In calculating the valuation of a company and its stock price, investors often analyze financial data, but the interpretation of that data can vary greatly between investors, making valuation analysis both an art and a science.

Other Uses of Value

There are many other uses for the term value that goes beyond the stock market. Real estate and homes have a value associated with them. Within a situation, something or someone could add value or be value-added. Value-added describes the enhancement to a product or service by a company, such as an extra feature or benefit. The goal is to increase the value of the product or service being offered. The term value proposition is used in the corporate world to represent a company's promise to its customers that they'll deliver the product or service as a result of doing business with them.

Net asset value (NAV) represents the net value of a company or investment, which is calculated by subtracting the total amount of assets by the total amount of liabilities. Net asset value is typically used with investment funds containing a basket of securities, such as mutual funds.

Valuation of a Company

The term value can also be applied to the value of a company versus the valuation of a company. Although value and valuation are often used interchangeably, the value of a firm is a number, while valuation is expressed as a multiple to earnings, earnings before interest and taxes (EBIT), or cash flow. Earnings represents the profit or net income generated by a company. Cash flow represents the inflows (credits) or outflows (debits) to the cash position of a company during an accounting period.

Discounted Cash Flows

There are various methods that investors use to value a company, depending on what they believe is more important. Some investors use the cash a company generates by applying discounted cash flow (DCF) analysis. The DCF method attempts to forecast or estimate the future cash flows of a company. If a company can generate cash, they can meet their debt obligations, invest in the company, or pay dividends. In other words, DCF analysis attempts to determine investment's value today, based on projections of the cash generated in the future. 

Earnings per Share Valuations

When investors calculate the valuation of a company and its stock price, they're essentially comparing how much earnings is generated as a result of another financial metric within the company. For example, one might want to how much earnings is generated as a result of outstanding shares of stock, which is called earnings per share (EPS). Remember, stock and debt issuance are used by companies to raise funds to invest in the business. Investors want to know how effectively the management team is using those funds to generate earnings.

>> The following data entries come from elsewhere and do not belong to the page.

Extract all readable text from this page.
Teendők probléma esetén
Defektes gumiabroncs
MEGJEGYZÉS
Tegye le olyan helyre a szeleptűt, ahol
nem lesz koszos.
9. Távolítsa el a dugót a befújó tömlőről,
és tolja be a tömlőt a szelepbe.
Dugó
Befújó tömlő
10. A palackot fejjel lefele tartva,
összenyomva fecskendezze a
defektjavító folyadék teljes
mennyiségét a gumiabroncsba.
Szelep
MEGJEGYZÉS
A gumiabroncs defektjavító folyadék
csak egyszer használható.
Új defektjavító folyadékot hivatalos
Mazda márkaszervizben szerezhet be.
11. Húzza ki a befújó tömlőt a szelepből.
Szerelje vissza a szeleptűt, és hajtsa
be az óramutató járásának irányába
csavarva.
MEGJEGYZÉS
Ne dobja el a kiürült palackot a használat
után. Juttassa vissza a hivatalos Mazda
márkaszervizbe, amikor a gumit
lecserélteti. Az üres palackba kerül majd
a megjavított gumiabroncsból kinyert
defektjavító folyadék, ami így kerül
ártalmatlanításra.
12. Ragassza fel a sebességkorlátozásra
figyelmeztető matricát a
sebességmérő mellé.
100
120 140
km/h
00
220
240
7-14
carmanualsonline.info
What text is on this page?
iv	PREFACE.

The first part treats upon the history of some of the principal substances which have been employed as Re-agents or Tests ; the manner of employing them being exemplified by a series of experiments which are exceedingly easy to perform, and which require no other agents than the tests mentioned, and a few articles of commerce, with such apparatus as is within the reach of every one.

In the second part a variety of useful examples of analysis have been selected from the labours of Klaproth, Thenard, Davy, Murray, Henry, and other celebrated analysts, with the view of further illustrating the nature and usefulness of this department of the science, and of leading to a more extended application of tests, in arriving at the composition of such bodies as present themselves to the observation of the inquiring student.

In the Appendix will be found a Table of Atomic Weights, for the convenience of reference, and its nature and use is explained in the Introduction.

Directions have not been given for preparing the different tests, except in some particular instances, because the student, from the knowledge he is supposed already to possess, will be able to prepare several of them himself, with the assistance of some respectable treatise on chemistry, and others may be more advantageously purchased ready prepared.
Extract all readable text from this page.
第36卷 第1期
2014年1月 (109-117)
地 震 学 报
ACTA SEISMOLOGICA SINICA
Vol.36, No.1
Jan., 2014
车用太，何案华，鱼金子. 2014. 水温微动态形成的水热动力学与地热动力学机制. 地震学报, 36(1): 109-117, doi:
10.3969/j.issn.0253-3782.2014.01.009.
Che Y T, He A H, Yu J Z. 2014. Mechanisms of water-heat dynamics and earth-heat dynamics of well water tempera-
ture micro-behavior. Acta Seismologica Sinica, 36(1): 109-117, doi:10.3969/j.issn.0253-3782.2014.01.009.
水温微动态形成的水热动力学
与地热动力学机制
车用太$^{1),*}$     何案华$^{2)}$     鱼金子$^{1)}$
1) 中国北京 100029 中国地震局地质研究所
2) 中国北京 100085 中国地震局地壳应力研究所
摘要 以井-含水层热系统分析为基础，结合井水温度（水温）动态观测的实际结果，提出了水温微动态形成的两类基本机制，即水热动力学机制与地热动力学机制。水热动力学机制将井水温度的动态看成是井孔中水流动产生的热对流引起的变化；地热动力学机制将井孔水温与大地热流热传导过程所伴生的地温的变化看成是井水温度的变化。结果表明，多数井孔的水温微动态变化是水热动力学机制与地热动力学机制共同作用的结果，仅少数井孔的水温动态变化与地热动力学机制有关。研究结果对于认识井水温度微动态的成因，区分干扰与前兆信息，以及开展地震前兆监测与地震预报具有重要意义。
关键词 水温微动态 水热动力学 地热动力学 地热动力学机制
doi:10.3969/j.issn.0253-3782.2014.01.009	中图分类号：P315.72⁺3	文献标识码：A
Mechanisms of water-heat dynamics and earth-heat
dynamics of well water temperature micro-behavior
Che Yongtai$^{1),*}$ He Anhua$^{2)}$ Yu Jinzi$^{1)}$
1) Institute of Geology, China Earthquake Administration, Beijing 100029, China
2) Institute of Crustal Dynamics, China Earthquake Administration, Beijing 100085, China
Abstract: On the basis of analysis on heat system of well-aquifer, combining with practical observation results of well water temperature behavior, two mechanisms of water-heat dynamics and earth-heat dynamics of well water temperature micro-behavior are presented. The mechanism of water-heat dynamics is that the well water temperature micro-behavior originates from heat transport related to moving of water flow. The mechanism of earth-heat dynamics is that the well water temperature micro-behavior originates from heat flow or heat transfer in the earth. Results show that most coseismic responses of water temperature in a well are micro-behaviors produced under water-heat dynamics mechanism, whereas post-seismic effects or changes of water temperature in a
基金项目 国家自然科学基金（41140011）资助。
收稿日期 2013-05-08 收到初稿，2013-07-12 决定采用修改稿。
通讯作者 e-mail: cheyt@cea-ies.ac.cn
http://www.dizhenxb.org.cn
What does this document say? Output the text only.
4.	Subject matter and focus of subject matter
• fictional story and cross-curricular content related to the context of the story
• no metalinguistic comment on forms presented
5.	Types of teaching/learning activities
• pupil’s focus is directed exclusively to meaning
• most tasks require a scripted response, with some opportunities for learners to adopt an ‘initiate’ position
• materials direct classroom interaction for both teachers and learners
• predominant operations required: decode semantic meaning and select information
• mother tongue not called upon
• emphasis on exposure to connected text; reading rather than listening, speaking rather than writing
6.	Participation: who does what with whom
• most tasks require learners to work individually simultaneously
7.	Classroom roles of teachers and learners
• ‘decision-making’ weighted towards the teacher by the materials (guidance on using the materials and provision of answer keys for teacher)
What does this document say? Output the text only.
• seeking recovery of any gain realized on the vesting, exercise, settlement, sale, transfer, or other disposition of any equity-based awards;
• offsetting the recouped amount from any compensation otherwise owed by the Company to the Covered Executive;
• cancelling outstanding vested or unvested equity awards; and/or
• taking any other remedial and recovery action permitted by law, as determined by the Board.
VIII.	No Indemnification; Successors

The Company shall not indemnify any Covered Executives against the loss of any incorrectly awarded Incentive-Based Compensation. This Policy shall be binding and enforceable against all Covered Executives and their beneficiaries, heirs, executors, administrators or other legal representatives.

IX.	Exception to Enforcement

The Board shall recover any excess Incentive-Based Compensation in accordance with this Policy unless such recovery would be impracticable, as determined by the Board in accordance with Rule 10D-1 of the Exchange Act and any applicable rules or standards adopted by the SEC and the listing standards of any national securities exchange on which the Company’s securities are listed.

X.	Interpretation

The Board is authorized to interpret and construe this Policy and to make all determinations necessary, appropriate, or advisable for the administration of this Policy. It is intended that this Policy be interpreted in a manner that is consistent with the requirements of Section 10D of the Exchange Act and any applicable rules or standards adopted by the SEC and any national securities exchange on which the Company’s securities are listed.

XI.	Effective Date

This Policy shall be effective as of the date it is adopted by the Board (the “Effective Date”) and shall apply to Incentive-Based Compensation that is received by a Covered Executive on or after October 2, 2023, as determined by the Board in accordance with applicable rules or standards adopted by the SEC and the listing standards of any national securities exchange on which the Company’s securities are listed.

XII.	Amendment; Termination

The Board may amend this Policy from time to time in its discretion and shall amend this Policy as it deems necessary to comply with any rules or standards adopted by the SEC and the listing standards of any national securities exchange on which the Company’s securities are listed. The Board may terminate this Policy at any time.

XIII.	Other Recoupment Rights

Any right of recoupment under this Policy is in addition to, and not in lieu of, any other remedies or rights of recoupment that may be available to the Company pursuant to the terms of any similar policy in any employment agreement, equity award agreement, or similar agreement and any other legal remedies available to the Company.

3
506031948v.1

"What's the valuation of the firm?" is not the same question as "What is the value of the firm?" The market valuation would be a multiple of the current trading price to earnings per share (EPS), such as the stock price to book value per share, or another price multiple. Using price multiples allows for valuation comparisons across peer groups. An investor cannot make sense that the value of firm A is $4 billion, and firm B is $9 billion. To make a more informed investment decision, the investor is better off knowing that the valuation of firm A is 15x EPS, and firm B is 18x EPS.